Cebrian and colleagues analyzed 80,000 interactions between 290 students in a collaborative learning environment for college courses. The major finding was that a higher number of online interactions was usually an indicator of a higher score in the class. High achievers also were more likely to form strong connections with other students and to exchange information in more complex ways. High achievers tended to form cliques, shutting out low-performing students from their interactions. Students who found themselves shut out were not only more likely to have lower grades; they were also more likely to drop out of the class entirely.
“Elite groups of highly connected individuals formed in the first days of the course,” said Cebrian, who also is a senior researcher at National ICT Australia Ltd, Australia’s Information and Communications Technology Research Centre of Excellence. “For the first time, we showed that there is a very strong correspondence between social interaction and exchange of information—a 72 percent correlation,” he said “But almost equally interesting is the fact that these high-performing students form ‘rich-clubs’ that shield themselves from low-performing students, despite the significant efforts by these lower-ranking students to join them. The weaker students try hard to engage with the elite group intensively, but can’t. This ends up having a marked correlation with their dropout rates.”

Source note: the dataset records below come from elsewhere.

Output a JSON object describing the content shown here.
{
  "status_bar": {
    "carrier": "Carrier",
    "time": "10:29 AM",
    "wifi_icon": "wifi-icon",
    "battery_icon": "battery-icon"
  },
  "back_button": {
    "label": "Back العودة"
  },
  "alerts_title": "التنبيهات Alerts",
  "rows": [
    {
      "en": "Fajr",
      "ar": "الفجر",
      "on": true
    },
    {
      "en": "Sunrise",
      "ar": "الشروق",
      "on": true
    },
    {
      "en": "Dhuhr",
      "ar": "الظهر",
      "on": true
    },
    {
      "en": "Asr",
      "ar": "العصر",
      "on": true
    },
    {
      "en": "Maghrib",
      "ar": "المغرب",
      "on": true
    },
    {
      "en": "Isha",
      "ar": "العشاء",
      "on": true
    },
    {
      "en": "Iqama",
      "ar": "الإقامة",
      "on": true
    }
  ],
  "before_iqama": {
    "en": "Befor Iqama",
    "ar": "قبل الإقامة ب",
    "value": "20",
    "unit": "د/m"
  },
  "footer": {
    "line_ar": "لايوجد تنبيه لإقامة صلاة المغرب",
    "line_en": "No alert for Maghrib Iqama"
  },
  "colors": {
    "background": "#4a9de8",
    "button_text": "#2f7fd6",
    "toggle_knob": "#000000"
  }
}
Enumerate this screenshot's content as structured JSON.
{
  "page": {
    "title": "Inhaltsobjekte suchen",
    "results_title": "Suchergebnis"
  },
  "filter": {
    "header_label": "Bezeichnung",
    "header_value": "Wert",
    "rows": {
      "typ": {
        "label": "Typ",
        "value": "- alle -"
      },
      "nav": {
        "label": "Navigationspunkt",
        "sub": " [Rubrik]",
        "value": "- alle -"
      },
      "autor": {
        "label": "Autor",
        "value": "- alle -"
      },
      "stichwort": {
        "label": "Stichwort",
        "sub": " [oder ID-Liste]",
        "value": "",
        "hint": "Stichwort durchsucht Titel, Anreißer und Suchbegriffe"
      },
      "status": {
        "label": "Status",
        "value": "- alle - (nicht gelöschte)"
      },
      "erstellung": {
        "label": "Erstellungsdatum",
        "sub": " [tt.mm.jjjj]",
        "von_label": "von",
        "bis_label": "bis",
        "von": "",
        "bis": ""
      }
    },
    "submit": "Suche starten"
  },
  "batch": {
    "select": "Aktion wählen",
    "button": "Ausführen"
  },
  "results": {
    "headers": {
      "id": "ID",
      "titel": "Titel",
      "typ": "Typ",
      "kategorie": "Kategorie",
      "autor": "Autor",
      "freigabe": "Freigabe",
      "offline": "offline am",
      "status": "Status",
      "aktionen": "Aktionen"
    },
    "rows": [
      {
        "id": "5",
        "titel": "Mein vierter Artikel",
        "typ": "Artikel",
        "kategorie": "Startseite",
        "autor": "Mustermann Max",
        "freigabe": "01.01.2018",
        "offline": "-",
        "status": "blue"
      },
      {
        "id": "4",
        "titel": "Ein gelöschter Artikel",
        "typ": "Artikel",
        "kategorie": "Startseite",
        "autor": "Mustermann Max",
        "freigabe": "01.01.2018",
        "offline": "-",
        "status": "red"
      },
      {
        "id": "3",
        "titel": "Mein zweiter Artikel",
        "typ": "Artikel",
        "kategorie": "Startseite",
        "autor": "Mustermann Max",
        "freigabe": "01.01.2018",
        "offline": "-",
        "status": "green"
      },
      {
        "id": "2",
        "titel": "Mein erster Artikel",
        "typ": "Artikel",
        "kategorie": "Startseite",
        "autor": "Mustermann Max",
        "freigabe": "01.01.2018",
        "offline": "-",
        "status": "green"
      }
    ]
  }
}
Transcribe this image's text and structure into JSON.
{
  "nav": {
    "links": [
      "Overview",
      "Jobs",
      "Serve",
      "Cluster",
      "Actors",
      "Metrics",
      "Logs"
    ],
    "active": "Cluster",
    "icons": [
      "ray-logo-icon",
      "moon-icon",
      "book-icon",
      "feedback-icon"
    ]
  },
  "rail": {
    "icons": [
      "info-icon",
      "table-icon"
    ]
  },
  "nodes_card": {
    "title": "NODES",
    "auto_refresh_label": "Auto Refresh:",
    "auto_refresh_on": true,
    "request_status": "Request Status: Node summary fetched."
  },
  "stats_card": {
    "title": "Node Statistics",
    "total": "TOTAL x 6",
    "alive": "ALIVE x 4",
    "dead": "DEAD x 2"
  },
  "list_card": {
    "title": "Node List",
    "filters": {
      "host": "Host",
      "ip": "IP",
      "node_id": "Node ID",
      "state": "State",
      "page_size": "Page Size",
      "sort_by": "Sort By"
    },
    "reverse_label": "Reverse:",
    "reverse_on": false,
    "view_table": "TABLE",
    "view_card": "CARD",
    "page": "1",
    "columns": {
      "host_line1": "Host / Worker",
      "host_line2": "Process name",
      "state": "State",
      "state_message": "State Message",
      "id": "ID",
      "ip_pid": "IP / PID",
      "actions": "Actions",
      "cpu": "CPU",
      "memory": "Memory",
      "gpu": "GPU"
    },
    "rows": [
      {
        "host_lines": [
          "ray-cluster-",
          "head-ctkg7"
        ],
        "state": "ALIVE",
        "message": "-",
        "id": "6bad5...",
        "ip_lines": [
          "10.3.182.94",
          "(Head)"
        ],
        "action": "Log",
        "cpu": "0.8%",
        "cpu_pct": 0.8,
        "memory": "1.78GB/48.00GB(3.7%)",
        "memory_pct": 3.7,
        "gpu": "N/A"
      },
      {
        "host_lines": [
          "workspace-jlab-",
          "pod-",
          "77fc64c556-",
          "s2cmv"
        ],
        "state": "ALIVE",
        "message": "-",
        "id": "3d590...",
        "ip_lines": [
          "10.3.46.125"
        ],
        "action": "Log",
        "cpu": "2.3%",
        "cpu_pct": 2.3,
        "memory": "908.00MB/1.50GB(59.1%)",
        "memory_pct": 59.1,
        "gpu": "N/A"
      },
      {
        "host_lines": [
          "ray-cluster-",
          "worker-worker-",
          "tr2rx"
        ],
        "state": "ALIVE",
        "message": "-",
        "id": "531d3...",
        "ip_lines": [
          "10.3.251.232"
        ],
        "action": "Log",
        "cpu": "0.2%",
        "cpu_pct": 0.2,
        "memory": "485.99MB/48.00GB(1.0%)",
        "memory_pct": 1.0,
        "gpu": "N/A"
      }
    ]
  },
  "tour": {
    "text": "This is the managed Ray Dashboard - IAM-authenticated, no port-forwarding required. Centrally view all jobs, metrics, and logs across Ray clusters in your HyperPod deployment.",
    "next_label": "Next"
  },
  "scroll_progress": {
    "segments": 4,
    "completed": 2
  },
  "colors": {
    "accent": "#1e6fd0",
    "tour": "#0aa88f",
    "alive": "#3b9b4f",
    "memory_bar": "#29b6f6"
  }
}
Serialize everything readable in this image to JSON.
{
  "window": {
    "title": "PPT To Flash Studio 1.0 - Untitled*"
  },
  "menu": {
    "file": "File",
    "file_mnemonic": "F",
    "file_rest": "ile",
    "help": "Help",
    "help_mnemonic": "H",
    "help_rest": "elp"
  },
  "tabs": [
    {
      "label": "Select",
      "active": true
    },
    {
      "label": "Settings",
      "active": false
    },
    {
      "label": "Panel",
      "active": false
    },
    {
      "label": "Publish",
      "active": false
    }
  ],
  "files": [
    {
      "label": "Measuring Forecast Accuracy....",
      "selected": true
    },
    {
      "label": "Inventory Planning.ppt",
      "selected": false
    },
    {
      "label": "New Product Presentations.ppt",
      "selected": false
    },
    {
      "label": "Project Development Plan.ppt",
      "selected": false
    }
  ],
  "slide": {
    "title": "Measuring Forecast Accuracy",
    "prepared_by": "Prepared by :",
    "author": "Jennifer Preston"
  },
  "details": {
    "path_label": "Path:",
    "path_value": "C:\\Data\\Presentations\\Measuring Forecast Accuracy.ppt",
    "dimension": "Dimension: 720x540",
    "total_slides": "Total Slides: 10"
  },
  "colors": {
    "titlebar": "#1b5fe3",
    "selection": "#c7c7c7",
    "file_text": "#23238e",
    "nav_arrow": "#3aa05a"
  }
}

The study, co-authored by Luis M. Vaquero, based at Hewlett-Packard UK Labs, shows a way that we might better identify patterns in the classroom that can trigger early dropout alarms, allowing more time for educators to help the student and, ideally, reduce those rates through appropriate social network interventions.
Cebrian’s work is part of UC San Diego’s wider research effort at the intersection of the computer and social sciences lead by James H. Fowler, a UC San Diego professor of political science, to enhance our understanding of the ways in which people share information and how this impacts areas of national significance, such as the spread of health-related or political behavior.